Attack of the Scripts



  • Previously I described the WTF that is the version control system in the research-focused institute where I work and mentioned our interesting way of passing a real-time video stream between processes using DBUS and shared memory.

    Another "interesting" feature of our large application is the offline image processing. A lot of the offline image processing features in our application work like this:

    1 The user selects a range of images from the video

    2 The application loads those images one by one from disk and converts them from JPG format to uncompressed PPM files written to a temp folder.

    3 The application creates a text file with a list of the just created image files (different format for different functions)

    4 Then a shell script (some are csh, some are bash, some are even dash) is called, some of them with up to 5 parameters and the path to the image list

    6 The shell scripts calls multiple pre-built binaries to process the images. This is also the reason for the use of ppm, the binaries can't read anything else

    7 The output from the script is loaded by the application and converted to png, then written to the output directory

    8 Temporary files created in step 2 are cleaned up

    The pre-built binaries from step 6 are built from code that is not in source control but owned by the researchers who wrote them. The shell scripts and accompanying programs need to be manually put in the application's binary directory during deployment.

    In some places in the code because we don't seem to be getting the source code for those programs any time soon another developer has started rewriting the content of the shell scripts in C++ so we at least no longer depend on 3 different unix shells at the same time.

    I'm looking forward to the coming Windows port with a kind of morbid fascination (deadline is Sep 2013).



  • OK, so you have data in one format; your programs need it in a different format. The result is written to a third format. You use scripts to convert from the first format to the second; run the programs, and convert the output to the third format.


    So far, sounds perfectly fine. Rather than spend a lot of time writing a gui to do this, you've used scripts and saved a lot of time and money.

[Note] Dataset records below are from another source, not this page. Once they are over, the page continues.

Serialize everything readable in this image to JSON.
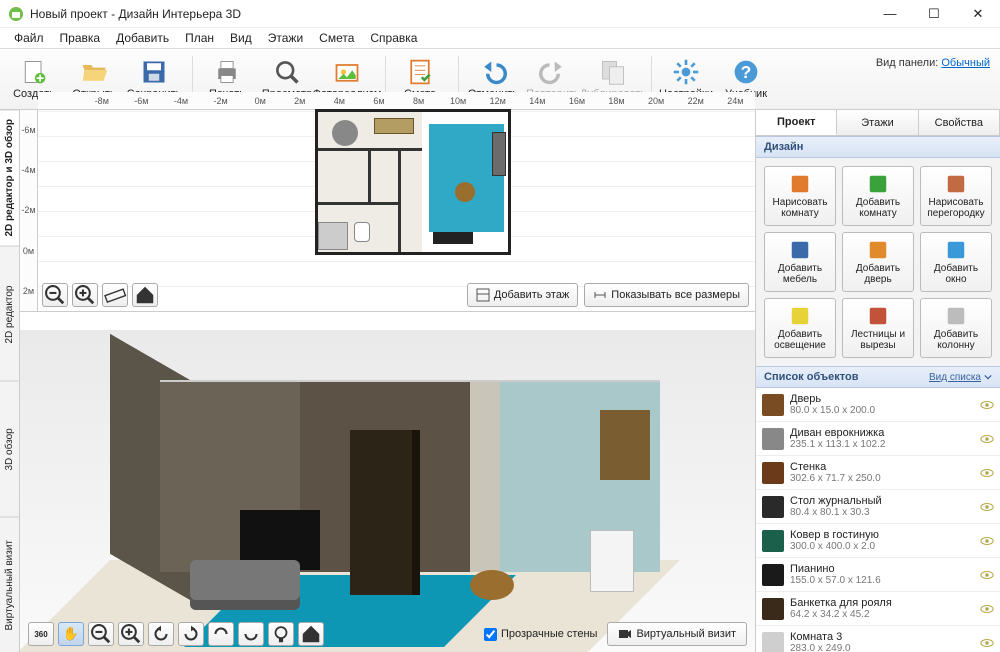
{
  "window": {
    "title": "Новый проект - Дизайн Интерьера 3D"
  },
  "menu": [
    "Файл",
    "Правка",
    "Добавить",
    "План",
    "Вид",
    "Этажи",
    "Смета",
    "Справка"
  ],
  "toolbar": [
    {
      "label": "Создать",
      "icon": "new"
    },
    {
      "label": "Открыть",
      "icon": "open"
    },
    {
      "label": "Сохранить",
      "icon": "save"
    },
    {
      "_sep": true
    },
    {
      "label": "Печать",
      "icon": "print"
    },
    {
      "label": "Просмотр",
      "icon": "preview"
    },
    {
      "label": "Фотореализм",
      "icon": "photoreal"
    },
    {
      "_sep": true
    },
    {
      "label": "Смета",
      "icon": "estimate"
    },
    {
      "_sep": true
    },
    {
      "label": "Отменить",
      "icon": "undo"
    },
    {
      "label": "Повторить",
      "icon": "redo",
      "disabled": true
    },
    {
      "label": "Дублировать",
      "icon": "duplicate",
      "disabled": true
    },
    {
      "_sep": true
    },
    {
      "label": "Настройки",
      "icon": "settings"
    },
    {
      "label": "Учебник",
      "icon": "help"
    }
  ],
  "panel_mode": {
    "label": "Вид панели:",
    "value": "Обычный"
  },
  "vtabs": [
    "2D редактор и 3D обзор",
    "2D редактор",
    "3D обзор",
    "Виртуальный визит"
  ],
  "ruler_h": [
    "-8м",
    "-6м",
    "-4м",
    "-2м",
    "0м",
    "2м",
    "4м",
    "6м",
    "8м",
    "10м",
    "12м",
    "14м",
    "16м",
    "18м",
    "20м",
    "22м",
    "24м"
  ],
  "ruler_v": [
    "-6м",
    "-4м",
    "-2м",
    "0м",
    "2м"
  ],
  "plan_btns": {
    "add_floor": "Добавить этаж",
    "show_dims": "Показывать все размеры"
  },
  "bottom": {
    "transparent_walls": "Прозрачные стены",
    "virtual_visit": "Виртуальный визит"
  },
  "right": {
    "tabs": [
      "Проект",
      "Этажи",
      "Свойства"
    ],
    "design_label": "Дизайн",
    "design_btns": [
      {
        "t1": "Нарисовать",
        "t2": "комнату",
        "icon": "#e07a2c"
      },
      {
        "t1": "Добавить",
        "t2": "комнату",
        "icon": "#3aa23a"
      },
      {
        "t1": "Нарисовать",
        "t2": "перегородку",
        "icon": "#c26a42"
      },
      {
        "t1": "Добавить",
        "t2": "мебель",
        "icon": "#3a6aaa"
      },
      {
        "t1": "Добавить",
        "t2": "дверь",
        "icon": "#e08a2c"
      },
      {
        "t1": "Добавить",
        "t2": "окно",
        "icon": "#3a9ad8"
      },
      {
        "t1": "Добавить",
        "t2": "освещение",
        "icon": "#e8d23a"
      },
      {
        "t1": "Лестницы и",
        "t2": "вырезы",
        "icon": "#c2523a"
      },
      {
        "t1": "Добавить",
        "t2": "колонну",
        "icon": "#bcbcbc"
      }
    ],
    "objects_label": "Список объектов",
    "view_list_label": "Вид списка",
    "objects": [
      {
        "name": "Дверь",
        "dims": "80.0 x 15.0 x 200.0",
        "c": "#7a4c24"
      },
      {
        "name": "Диван еврокнижка",
        "dims": "235.1 x 113.1 x 102.2",
        "c": "#888"
      },
      {
        "name": "Стенка",
        "dims": "302.6 x 71.7 x 250.0",
        "c": "#6a3a1a"
      },
      {
        "name": "Стол журнальный",
        "dims": "80.4 x 80.1 x 30.3",
        "c": "#2a2a2a"
      },
      {
        "name": "Ковер в гостиную",
        "dims": "300.0 x 400.0 x 2.0",
        "c": "#1a604a"
      },
      {
        "name": "Пианино",
        "dims": "155.0 x 57.0 x 121.6",
        "c": "#1a1a1a"
      },
      {
        "name": "Банкетка для рояля",
        "dims": "64.2 x 34.2 x 45.2",
        "c": "#3a2a1a"
      },
      {
        "name": "Комната 3",
        "dims": "283.0 x 249.0",
        "c": "#cfcfcf"
      }
    ]
  }
}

    The binaries not being in source control, well that's a minor wtf but since you're not responsible for them you don't really care (right?)

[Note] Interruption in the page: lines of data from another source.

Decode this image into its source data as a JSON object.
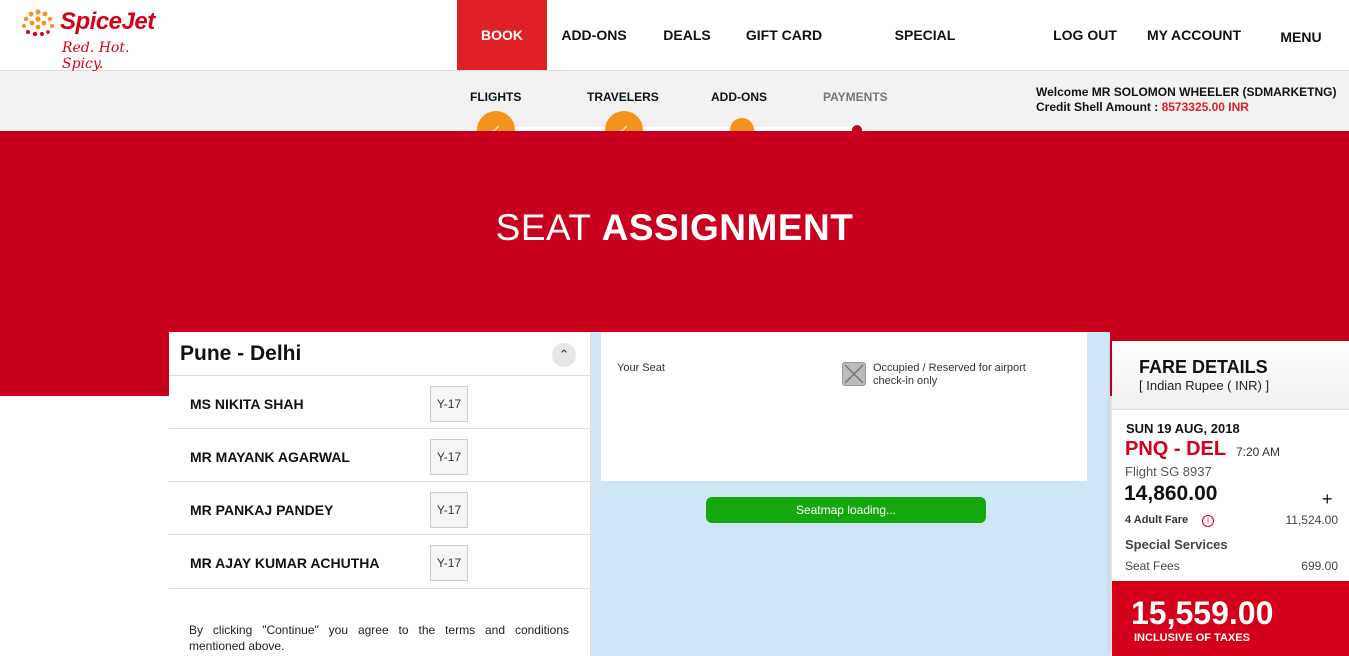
{
  "brand": {
    "name": "SpiceJet",
    "tagline": "Red. Hot. Spicy."
  },
  "nav": {
    "items": [
      "BOOK",
      "ADD-ONS",
      "DEALS",
      "GIFT CARD",
      "SPECIAL ASSISTANCE",
      "LOG OUT",
      "MY ACCOUNT",
      "MENU"
    ],
    "active": "BOOK"
  },
  "steps": [
    {
      "label": "FLIGHTS",
      "state": "done"
    },
    {
      "label": "TRAVELERS",
      "state": "done"
    },
    {
      "label": "ADD-ONS",
      "state": "current"
    },
    {
      "label": "PAYMENTS",
      "state": "upcoming"
    }
  ],
  "user": {
    "welcome": "Welcome MR SOLOMON WHEELER (SDMARKETNG)",
    "credit_label": "Credit Shell Amount :",
    "credit_value": "8573325.00 INR"
  },
  "hero": {
    "title_light": "SEAT",
    "title_bold": "ASSIGNMENT"
  },
  "route": {
    "title": "Pune - Delhi"
  },
  "passengers": [
    {
      "name": "MS NIKITA SHAH",
      "seat": "Y-17"
    },
    {
      "name": "MR MAYANK AGARWAL",
      "seat": "Y-17"
    },
    {
      "name": "MR PANKAJ PANDEY",
      "seat": "Y-17"
    },
    {
      "name": "MR AJAY KUMAR ACHUTHA",
      "seat": "Y-17"
    }
  ],
  "terms": "By clicking \"Continue\" you agree to the terms and conditions mentioned above.",
  "seatmap": {
    "legend_your_seat": "Your Seat",
    "legend_occupied": "Occupied / Reserved for airport check-in only",
    "loading": "Seatmap loading..."
  },
  "fare": {
    "title": "FARE DETAILS",
    "currency": "[ Indian Rupee ( INR) ]",
    "date": "SUN 19 AUG, 2018",
    "route": "PNQ - DEL",
    "time": "7:20 AM",
    "flight": "Flight SG 8937",
    "base_total": "14,860.00",
    "adult_label": "4  Adult Fare",
    "adult_value": "11,524.00",
    "special_services": "Special Services",
    "seat_fees_label": "Seat Fees",
    "seat_fees_value": "699.00",
    "grand_total": "15,559.00",
    "total_note": "INCLUSIVE OF TAXES"
  },
  "colors": {
    "brand_red": "#c8001e",
    "accent_orange": "#f5921e",
    "loading_green": "#14a80d",
    "seatmap_bg": "#cfe6f7"
  }
}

    Copying the scripts into the application's binray directory, well that's a script in itself. No big deal


    As far as the windows port goes, your best bet is to install a bash shell (lots of these exist; gnu has a windows port of the shell) and use your existing scripts. Slight mods should get these working for you


    Binaries on windows? Again, you shouldn't care, you don't own these.

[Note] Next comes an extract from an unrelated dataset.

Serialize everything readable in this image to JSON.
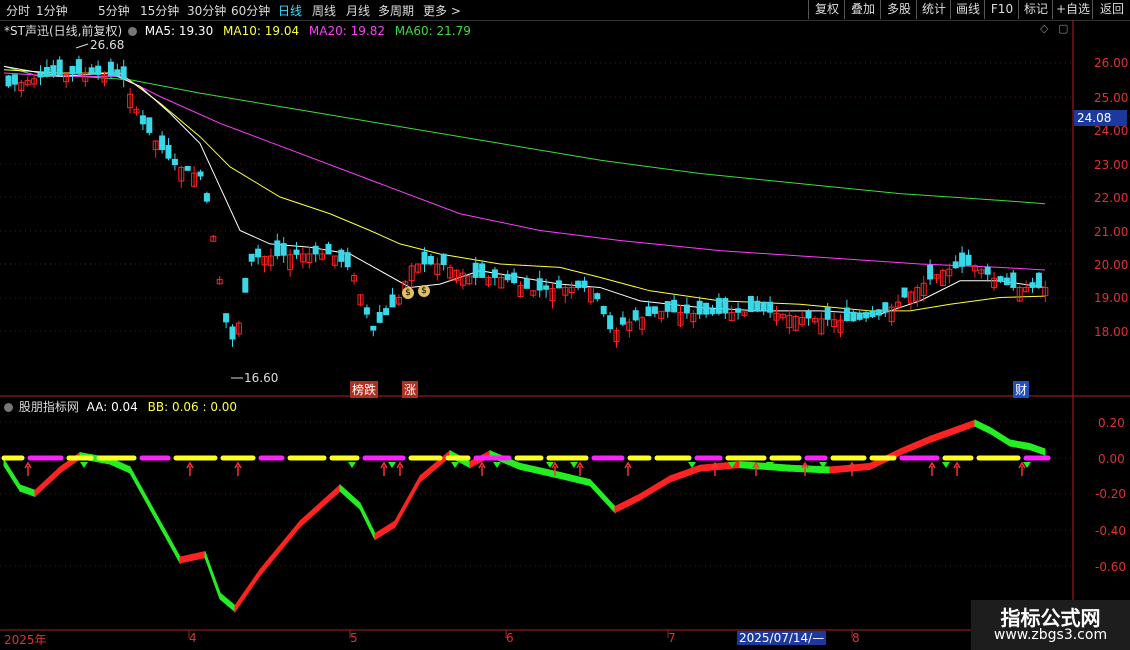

    Not much WTFery here in my opinion.



  • @DrPepper said:

    OK, so you have data in one format; your programs need it in a different format. The result is written to a third format. You use scripts to convert from the first format to the second; run the programs, and convert the output to the third format.


    So far, sounds perfectly fine. Rather than spend a lot of time writing a gui to do this, you've used scripts and saved a lot of time and money.


    The binaries not being in source control, well that's a minor wtf but since you're not responsible for them you don't really care (right?)


    Copying the scripts into the application's binray directory, well that's a script in itself. No big deal


    As far as the windows port goes, your best bet is to install a bash shell (lots of these exist; gnu has a windows port of the shell) and use your existing scripts. Slight mods should get these working for you


    Binaries on windows? Again, you shouldn't care, you don't own these.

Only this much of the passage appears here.